The Dornish campaign was not a grand adventure for Ser Myles, and he was quite critical of the Lord Tyrell’s stratagems, obviously feeling he was more suited to the task than Garvys. The victories were hard won, and Ser Myles’ own squire was killed in the Battle of the Blind. So great was his frustration that shortly after the fall of Sunspear, Ser Myles took his leave and made for King’s Landing.
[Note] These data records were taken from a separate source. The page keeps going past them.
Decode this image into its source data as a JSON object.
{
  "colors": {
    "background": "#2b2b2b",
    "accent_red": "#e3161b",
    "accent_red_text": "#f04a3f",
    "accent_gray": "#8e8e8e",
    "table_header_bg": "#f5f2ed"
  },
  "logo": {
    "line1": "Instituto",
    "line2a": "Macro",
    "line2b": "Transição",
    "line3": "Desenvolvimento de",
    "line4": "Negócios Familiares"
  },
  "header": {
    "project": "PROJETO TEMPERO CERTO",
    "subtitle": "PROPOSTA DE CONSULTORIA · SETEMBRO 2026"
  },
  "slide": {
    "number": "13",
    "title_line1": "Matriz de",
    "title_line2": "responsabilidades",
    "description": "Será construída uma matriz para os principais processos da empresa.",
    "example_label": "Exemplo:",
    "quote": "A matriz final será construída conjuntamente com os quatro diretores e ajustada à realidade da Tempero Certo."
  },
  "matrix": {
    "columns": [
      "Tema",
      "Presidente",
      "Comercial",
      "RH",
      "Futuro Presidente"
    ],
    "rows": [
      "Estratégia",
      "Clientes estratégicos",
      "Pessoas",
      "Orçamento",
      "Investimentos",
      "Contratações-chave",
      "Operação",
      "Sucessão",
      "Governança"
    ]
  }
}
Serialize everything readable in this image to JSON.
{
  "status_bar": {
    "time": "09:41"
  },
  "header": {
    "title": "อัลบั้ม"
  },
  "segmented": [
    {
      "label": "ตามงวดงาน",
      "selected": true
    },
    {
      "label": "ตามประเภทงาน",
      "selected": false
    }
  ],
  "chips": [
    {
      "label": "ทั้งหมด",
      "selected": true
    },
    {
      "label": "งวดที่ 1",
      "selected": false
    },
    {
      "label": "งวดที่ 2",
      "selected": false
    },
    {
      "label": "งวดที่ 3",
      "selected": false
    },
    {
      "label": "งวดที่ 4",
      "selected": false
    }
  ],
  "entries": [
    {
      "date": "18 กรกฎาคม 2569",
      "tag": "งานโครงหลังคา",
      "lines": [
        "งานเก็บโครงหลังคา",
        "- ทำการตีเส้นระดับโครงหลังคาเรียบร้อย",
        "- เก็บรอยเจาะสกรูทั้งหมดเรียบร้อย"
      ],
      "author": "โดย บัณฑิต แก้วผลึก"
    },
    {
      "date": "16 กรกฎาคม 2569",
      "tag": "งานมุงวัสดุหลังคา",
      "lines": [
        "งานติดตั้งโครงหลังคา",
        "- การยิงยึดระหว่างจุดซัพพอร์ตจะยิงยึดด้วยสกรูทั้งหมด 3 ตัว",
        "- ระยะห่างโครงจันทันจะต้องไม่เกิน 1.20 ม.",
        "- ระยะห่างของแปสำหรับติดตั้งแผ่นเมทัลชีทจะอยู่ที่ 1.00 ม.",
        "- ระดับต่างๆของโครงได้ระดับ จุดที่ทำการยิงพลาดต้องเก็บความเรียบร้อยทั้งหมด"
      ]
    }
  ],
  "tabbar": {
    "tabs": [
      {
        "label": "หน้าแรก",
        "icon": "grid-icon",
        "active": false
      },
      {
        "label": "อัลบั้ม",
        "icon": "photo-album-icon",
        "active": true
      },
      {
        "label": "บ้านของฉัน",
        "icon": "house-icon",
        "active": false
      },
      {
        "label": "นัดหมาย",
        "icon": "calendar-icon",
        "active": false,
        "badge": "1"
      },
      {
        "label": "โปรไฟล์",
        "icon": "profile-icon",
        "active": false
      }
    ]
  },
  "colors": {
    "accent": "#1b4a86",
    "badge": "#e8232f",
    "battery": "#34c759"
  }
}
Having established residence there with his new squire, Richard Mullendore, better known as Spotted Dick, Myles set about establishing a Hightower presence at court. He was a frequent guest of Reyna Saltcliffe’s. Despite all of this, he hates the city-he considers it dirty and squalorous and is ever comparing it to Oldtown in a negative light. Mostly he turns to wenching and drinking to forget his environs, a few time resulting in embarrassing situations. It is a poorly-kept secret that his mother is nagging him to marry, but he resists it. Myles was summarily barred from the Dornish tower for his actions in Dorne and his continuing hatred of them.
With little warning, Ser Myles departed King’s Landing early in 159, shortly after receiving a raven from Oldtown. He returned home to deal with family matters, and matters in the Reach kept him occupied through much of the Dornish rebellions in 160 with the death of Lord Tyrell; Garvys’ death was little mourned by him. It was in early 161 before he was able to tear himself away and make his way down the Boneway to join the siege at Yronwood with several Hightower men at arms, but due to bad information received at Blackhaven—word travels slowly—he was set upon and taken captive by men answering to Ser Laurent Dalt. Sent on to Sunspear as a captive, he spent an unpleasant time in captivity until ransomed by his father for the handsome sum of 1,500 dragons. He set sail from Sunspear on a ship from the Free Cities bound for King’s Landing, disembarking in the royal city late in the sixth month of 161.
Ser Myles was not to stay long in King’s Landing, however. He remained long enough to procure a horse on his family’s credit and rode for Oldtown, on a summons from his father. When he arrived at the Hightower, he received an unexpected boon. Lord Lyonel granted his son lands for his own income. It was a moderate-sized holding about two days’ ride from Oldtown up the Honeywine, but its primary, lucrative income was in the cultivation of the madder plant, a crop use to make reddish textile dye. Ser Myles spent the better part of the year establishing and securing the estate, and overseeing the first crop. So established, Ser Myles left the estate in the capable hands of a trusted overseer and rode for King’s Landing to resume his place in court. Myles reached Highgarden just as a tournament was concluding, and took to the barges with the noble knights and ladies returning to the capital.
Ser Myles is a Companion at court to Prince Aegon Targaryen, and is the favored son of one of the oldest and wealthiest families in all of Westeros, the Hightowers.